Quando venne a mancare, il Tzaddik Rabbi -Moshè Cordovero fu elogiato dall’Arizal che riportò una spiegazione su un passo della nostra Parashà.
“E se vi sarà in un uomo una colpa punita a morte e verrà ucciso, lo appenderai a un albero”. Disse l’Arizal: se vedi un uomo integro nel suo comportamento, e non vedi una ragione per la quale si meriti di morire (la colpa in ebraico si dice ‘chet’ che può essere tradotta anche mancanza: in questo commento si intende che manca un motivo per penalizzarlo con la morte n.d.r.), e lo stesso questo uomo viene ‘ucciso’, l’unica spiegazione è: “lo appenderai a un albero”: la sua morte dipende dal famoso peccato dell’albero della sapienza dalla quale Adamo si cibò, ragion per cui venne decretata la morte di tutti gli esseri umani anche dei più giusti.
Come può un ebreo peccare? Questa spiegazione dell’Arizal chiarisce in modo generico il concetto del peccato. Infatti ci si dovrebbe chiedere: come può essere che un ebreo faccia l’opposto di quello che D-o voglia?

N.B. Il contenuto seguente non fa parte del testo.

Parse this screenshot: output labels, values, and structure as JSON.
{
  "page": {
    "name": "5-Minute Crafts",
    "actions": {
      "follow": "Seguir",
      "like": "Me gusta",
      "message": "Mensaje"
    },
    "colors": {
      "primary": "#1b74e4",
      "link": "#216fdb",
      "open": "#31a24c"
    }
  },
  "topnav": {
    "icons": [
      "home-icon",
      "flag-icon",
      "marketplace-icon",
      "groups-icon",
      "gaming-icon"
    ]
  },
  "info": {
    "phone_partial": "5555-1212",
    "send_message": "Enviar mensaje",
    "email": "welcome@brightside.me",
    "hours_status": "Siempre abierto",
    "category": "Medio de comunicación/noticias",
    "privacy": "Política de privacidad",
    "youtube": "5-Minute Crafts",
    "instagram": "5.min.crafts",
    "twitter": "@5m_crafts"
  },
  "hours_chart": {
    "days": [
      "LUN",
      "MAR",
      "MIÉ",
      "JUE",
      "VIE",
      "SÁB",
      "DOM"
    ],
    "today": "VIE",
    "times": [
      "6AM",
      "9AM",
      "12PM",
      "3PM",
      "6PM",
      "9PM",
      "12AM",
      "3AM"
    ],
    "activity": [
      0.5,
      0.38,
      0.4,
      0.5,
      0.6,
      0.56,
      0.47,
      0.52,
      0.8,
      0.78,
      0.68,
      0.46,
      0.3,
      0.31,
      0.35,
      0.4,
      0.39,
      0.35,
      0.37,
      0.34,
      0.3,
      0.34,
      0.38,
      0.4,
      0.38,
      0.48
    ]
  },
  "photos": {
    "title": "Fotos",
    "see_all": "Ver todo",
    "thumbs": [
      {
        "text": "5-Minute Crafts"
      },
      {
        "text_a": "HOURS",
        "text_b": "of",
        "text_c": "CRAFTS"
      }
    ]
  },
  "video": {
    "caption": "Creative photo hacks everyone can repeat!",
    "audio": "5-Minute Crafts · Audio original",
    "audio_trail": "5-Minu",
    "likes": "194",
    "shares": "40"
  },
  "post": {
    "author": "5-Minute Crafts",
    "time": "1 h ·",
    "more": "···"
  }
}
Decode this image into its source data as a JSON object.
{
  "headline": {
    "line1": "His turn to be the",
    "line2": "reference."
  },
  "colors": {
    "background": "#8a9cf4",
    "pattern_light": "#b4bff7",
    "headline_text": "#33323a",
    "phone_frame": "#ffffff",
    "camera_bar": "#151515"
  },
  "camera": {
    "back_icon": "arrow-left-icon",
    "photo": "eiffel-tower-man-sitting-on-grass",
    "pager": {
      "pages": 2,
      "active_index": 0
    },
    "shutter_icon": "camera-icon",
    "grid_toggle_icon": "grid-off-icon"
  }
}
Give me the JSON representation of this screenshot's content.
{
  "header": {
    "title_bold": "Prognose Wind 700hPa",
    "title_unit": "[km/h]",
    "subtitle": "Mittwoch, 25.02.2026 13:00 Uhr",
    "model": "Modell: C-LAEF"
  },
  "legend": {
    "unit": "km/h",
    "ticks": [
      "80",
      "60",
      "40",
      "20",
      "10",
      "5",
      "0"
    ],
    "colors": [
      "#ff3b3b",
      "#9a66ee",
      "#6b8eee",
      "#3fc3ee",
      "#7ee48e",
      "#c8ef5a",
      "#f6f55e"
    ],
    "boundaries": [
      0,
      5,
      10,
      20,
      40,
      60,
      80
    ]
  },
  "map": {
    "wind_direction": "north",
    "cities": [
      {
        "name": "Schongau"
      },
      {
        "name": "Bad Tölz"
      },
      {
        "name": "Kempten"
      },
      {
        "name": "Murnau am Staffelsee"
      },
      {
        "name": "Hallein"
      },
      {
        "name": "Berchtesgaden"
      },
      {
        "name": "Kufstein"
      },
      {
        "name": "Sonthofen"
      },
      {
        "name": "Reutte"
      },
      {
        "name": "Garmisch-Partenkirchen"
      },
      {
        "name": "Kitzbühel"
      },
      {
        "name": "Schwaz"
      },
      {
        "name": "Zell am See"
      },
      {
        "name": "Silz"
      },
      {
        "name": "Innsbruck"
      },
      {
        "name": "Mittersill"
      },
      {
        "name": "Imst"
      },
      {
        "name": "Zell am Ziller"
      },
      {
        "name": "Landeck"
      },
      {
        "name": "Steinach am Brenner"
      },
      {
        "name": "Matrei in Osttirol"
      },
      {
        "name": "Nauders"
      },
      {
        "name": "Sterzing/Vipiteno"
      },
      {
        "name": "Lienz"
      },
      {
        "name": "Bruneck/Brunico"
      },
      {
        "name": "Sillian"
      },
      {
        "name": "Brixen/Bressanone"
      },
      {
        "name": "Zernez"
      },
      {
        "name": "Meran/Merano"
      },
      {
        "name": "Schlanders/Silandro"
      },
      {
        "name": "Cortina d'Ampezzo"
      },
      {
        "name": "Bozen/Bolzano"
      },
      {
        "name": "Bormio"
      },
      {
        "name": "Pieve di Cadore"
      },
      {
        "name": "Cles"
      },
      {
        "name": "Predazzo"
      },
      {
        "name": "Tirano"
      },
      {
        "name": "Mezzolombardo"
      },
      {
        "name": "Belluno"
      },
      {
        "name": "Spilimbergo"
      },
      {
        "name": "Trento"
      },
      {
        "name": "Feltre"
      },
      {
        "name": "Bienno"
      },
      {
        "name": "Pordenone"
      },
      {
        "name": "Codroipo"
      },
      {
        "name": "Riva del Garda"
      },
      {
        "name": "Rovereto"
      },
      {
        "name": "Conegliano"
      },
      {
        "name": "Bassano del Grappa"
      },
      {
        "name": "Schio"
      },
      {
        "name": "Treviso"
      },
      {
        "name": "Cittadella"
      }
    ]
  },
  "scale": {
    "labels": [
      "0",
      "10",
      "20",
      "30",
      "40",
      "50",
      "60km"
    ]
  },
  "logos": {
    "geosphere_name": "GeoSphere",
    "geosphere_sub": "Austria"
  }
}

La risposta è: “lo appenderai a un albero”: la fonte di tutti i peccati è il primo peccato del primo uomo Adam, che comprendeva dentro di sé tutte le generazioni future, fu lui a permettere l’esistenza del peccato. Siccome il peccato dell’albero ha dato la possibilità di peccare e di andare contro la volontà di D-o, esso ha generato anche la situazione della morte che rappresenta il distacco da D-o (fonte della vita).
Perché si appende?
Questo commento ci può far capire uno dei motivi per il quale si deve appendere a un albero la persona che veniva punita. La Torà stessa vieta di lasciarlo appeso durante la notte: lo si doveva appendere solo per un istante per poi tirarlo giù immediatamente perché “la maledizione di D-o è sospesa”: siccome l’uomo fu creato ad immagine di D-o l’uomo sospeso sarebbe come un sosia del re che viene impiccato, perciò la Torà vieta di lasciarlo appeso. Se è così, per quale motivo si appende per un istante?
Non punizione ma purificazione
La ragione è che tutte le condanne della Torà non sono semplicemente punizioni ma vengono date alla persona per il suo bene per purificare l’anima dalla sporcizia portata dal peccato. La pena della morte veniva data alla persona se aveva commesso delle azioni talmente gravi (ad es. assassinio) che per pulire la propria anima era indispensabile la sofferenza della morte. In alcuni casi p erò nemmeno la morte riusciva a perdonare in modo completo l’azione di questa persona: la si doveva appendere un attimo su di un albero per rammentare che in realtà la persona di per sé non avrebbe commesso un azione simile se non a causa dell’albero della sapienza di Adamo.